O barato de ler “A Autobiografia” é poder enxergar, através da visão do Woody Allen, os bastidores dos filmes, saber a opinião dele sobre os atores que dirigiu, seus gostos musicais, literários e gastronômicos, os locais que ele curte em Nova Iorque, na Europa, seu lado musical, o gosto pelo jazz, pelo clarinete, as mulheres que amou e os filhos. Allen está há mais de 30 anos sem ver nem falar com uma filha, Dylan. E só há pouco tempo, o filho, Moses, tomou a iniciativa de contatá-lo. Isso deve ser muito triste. Segundo Woody, a atriz Mia Farrow faz a cabeça dos filhos para construir a imagem de um pai pedófilo e inescrupuloso. Ele acha que Mia faz isso porque não se conforma em ter perdido o marido para uma filha adotiva, com quem o cineasta é casado há quase 30 anos. Eu acho que o Woody Allen escreveu o livro simplesmente para poder se comunicar com a filha, Dylan. Mas ele não consegue perder o bom humor, mesmo nas situações mais dramáticas. Ler “A Autobiografia” dá vontade de ver os filmes de um dos meus diretores favoritos. Ele diz que, mais do que dirigir, curte escrever. Olha só: antes de ser diretor, ele se sente escritor. Então, sugiro que ”A Autobiografia” seja lido como quem vê um filme. Pegue a pipoca, sente-se na poltrona e curta a leitura.

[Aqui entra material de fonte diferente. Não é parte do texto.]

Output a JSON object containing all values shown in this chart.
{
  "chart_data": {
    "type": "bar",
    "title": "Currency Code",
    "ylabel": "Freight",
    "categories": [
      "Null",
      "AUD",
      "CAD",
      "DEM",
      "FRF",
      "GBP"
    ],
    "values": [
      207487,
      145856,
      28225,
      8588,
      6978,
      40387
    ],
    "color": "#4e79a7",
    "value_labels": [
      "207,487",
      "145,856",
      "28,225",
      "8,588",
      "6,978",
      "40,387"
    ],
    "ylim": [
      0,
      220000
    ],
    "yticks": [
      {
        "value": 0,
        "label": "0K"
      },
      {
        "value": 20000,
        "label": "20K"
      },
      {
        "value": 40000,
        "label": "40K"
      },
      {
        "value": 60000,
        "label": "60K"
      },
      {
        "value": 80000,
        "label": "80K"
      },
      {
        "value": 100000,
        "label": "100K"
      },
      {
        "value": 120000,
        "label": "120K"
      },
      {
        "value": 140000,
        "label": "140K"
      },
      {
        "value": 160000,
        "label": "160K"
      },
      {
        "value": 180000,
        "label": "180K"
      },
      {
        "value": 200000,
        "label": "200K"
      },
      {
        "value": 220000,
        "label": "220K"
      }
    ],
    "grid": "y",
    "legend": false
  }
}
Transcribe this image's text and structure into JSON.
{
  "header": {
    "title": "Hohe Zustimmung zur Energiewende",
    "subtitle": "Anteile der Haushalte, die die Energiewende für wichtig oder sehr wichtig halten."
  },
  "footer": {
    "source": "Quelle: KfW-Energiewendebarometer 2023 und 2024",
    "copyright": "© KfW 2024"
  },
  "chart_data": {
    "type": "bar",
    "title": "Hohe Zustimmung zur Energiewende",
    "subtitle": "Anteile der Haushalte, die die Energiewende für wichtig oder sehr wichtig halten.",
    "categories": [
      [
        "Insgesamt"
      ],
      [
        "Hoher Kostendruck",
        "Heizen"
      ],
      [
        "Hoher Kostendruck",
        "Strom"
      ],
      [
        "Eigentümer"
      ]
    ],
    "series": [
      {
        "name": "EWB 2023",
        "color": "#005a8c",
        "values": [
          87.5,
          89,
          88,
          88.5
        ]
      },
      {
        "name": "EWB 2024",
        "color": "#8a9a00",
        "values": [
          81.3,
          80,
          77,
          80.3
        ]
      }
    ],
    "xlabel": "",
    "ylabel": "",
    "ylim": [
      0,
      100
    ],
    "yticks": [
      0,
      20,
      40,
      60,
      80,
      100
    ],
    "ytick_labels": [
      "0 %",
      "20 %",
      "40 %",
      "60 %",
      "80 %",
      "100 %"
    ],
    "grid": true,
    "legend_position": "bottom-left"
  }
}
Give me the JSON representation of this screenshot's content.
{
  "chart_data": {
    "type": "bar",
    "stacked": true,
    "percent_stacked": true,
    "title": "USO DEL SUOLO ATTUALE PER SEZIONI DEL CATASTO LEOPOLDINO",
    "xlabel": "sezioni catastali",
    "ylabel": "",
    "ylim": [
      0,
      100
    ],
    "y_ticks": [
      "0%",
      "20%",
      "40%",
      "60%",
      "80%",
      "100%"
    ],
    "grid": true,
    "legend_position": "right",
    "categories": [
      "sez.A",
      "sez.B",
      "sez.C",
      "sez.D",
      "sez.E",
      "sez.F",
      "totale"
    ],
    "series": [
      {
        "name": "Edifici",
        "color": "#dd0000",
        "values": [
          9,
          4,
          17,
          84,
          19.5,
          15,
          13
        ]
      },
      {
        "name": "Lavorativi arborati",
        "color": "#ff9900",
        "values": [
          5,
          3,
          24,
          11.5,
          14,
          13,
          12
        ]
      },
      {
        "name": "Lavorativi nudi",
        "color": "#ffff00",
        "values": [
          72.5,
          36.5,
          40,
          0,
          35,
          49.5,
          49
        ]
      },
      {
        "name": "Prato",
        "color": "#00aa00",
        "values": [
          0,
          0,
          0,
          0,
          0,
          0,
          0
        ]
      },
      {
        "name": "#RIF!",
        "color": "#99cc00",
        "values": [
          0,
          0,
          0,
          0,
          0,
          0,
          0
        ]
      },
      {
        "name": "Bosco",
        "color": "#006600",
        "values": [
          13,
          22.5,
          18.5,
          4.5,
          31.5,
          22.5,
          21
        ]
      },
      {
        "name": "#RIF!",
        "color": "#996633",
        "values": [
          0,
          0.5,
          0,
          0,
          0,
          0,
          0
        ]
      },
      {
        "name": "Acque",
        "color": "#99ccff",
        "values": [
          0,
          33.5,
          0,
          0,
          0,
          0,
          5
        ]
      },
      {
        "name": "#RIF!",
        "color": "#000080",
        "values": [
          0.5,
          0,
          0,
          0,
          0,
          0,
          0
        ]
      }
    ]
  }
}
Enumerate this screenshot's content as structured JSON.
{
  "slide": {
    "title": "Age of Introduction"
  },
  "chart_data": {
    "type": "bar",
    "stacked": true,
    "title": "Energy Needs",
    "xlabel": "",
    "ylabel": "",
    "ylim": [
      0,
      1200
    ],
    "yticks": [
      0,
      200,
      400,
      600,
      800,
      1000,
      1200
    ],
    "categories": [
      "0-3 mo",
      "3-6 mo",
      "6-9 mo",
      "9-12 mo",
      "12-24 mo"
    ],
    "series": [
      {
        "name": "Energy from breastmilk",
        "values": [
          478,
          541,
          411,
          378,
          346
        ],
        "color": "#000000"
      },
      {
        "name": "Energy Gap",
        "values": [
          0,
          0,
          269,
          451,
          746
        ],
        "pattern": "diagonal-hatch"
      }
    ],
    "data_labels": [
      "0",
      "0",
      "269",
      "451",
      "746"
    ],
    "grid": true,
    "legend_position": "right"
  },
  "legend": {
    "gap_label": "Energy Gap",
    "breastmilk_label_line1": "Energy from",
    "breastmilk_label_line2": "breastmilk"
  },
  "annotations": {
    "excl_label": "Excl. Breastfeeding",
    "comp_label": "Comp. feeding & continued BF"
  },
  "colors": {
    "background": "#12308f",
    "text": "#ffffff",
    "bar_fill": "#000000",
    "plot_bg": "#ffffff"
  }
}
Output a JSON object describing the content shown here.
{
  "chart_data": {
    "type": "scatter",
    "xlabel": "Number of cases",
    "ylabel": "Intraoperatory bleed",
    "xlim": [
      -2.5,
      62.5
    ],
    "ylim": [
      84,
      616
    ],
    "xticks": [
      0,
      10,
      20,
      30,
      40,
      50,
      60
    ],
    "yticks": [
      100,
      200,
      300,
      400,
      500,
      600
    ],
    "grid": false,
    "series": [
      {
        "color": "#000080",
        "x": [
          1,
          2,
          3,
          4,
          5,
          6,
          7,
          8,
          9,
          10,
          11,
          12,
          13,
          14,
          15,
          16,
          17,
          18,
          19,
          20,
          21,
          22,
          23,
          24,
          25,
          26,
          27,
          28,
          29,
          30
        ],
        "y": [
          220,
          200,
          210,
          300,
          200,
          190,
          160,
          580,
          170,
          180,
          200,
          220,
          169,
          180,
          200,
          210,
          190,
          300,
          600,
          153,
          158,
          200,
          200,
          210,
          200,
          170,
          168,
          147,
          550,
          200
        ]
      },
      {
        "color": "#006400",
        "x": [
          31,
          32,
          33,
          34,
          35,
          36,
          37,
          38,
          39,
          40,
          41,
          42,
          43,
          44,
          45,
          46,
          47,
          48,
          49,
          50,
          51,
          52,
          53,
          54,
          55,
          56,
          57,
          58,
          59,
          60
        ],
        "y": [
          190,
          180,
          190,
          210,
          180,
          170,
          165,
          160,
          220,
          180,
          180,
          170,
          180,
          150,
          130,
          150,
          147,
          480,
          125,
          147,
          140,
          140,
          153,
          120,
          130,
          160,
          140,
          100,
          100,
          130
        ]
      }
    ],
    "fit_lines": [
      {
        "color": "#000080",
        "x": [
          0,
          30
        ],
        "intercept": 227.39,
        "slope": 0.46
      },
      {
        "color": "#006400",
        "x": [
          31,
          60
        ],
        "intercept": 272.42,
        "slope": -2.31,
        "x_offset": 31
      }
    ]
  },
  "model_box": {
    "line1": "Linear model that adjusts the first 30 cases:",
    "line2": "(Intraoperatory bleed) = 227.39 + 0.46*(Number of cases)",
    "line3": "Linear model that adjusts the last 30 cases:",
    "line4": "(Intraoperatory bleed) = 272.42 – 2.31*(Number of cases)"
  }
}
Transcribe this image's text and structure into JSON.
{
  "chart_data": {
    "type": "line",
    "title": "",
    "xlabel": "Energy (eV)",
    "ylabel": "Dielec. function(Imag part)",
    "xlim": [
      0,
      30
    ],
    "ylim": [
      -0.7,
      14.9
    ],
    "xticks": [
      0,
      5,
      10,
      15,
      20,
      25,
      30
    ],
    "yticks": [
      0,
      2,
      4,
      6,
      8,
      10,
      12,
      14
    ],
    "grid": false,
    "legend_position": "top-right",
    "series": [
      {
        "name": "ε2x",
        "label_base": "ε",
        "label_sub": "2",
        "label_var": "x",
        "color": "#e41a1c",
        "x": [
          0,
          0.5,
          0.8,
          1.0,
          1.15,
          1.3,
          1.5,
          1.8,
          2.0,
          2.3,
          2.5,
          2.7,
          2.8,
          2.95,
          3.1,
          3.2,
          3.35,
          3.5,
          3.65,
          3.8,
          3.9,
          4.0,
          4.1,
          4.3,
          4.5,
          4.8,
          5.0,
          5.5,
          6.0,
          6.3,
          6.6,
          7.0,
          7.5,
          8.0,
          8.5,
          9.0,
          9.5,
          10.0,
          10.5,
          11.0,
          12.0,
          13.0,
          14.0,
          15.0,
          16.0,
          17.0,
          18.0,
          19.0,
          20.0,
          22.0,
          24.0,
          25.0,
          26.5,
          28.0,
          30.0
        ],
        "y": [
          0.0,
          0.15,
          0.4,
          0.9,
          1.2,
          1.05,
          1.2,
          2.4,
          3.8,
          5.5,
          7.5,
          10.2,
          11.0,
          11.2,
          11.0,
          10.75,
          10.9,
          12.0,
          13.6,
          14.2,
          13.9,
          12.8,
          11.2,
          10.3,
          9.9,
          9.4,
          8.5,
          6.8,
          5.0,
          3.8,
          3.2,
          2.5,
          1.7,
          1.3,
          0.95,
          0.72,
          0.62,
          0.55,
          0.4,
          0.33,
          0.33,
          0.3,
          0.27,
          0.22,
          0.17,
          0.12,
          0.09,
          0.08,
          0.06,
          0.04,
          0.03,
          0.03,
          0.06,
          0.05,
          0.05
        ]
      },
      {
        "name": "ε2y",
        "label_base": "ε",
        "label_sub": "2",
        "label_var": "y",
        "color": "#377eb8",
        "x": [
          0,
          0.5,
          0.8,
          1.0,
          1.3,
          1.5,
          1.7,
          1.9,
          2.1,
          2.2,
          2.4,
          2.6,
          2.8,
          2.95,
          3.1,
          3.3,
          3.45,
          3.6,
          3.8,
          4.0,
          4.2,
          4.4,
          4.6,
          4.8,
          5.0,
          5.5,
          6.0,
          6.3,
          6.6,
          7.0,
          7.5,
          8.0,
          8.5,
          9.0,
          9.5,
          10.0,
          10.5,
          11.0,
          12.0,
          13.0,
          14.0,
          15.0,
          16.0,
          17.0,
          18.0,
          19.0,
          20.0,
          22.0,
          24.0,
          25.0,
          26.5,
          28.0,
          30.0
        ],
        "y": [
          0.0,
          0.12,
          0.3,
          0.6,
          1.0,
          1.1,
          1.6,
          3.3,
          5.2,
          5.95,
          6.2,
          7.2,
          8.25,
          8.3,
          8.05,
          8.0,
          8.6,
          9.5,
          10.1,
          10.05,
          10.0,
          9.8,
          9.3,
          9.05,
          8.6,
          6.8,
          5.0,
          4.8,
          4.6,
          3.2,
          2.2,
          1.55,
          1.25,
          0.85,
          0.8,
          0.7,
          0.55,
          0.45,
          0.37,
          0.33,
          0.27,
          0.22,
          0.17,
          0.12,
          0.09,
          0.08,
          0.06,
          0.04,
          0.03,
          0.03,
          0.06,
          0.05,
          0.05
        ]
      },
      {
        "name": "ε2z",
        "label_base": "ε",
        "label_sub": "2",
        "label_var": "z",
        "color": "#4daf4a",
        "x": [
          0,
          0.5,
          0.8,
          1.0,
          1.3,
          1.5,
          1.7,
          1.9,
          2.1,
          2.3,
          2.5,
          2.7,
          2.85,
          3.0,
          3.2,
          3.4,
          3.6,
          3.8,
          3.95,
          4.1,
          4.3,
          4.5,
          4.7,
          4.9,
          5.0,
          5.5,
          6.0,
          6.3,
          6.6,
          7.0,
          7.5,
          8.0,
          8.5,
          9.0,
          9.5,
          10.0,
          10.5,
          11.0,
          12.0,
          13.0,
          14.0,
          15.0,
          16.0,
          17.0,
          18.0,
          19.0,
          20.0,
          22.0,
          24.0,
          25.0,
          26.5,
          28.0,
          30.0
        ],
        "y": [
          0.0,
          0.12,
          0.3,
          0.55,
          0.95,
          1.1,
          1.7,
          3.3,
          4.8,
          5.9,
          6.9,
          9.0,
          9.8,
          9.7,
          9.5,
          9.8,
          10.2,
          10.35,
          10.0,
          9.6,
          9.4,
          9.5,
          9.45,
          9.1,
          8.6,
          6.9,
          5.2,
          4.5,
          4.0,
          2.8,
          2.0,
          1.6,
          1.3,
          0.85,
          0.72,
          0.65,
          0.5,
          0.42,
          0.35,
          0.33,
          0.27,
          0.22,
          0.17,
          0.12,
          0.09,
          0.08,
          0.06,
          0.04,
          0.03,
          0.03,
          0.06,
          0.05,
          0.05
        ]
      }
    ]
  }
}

English Woody Allen is one of the most interesting film directors and one of my favorite. With sharp dialogs and humorous characters, his films portray dramatic situations with which we quickly identify. He recently released his autobiography “Apropos of Nothing”, with the story of his life, which could very well be the plot of one of the several movies he directed. Woody Allen is a great writer, and reading his autobiography is as pleasurable as watching his best films. But he was “canceled” by several actors and actresses, by a daughter and, mainly, by his ex-wife, actress Mia Farrow.

The point of reading “Apropos of Nothing” is to be able to see, through Woody Allen’s view, the backstage of the films, to know his opinion about the actors he directed, his musical, literary and gastronomic tastes, the places he enjoys in New York , in Europe, his musical side, his taste for jazz, the clarinet, the women he loved and his children. Allen has not seen or spoken to a daughter, Dylan, for more than 30 years. And only recently, his son, Moses, took the initiative to contact him. This must be very sad. According to Woody, actress Mia Farrow talks their children into building the image of a pedophile and unscrupulous father. He thinks Mia does this because she is not content to have lost her husband to her adopted daughter, to whom the filmmaker has been married for almost 30 years. I think Woody Allen wrote the book simply to be able to communicate with his daughter, Dylan. But he does not lose his good mood, even in the most dramatic situations. Reading “Apropos of Nothing” makes me want to see the films of one of my favorite directors. He says that, more than directing, he enjoys writing. More than being a director, he feels like a writer. So, I suggest that “Apropos of Nothing” be read as if you would watch a movie. Get your popcorn, sit back and enjoy reading it. After all, “Apropos of Nothing” is not apropos of nothing.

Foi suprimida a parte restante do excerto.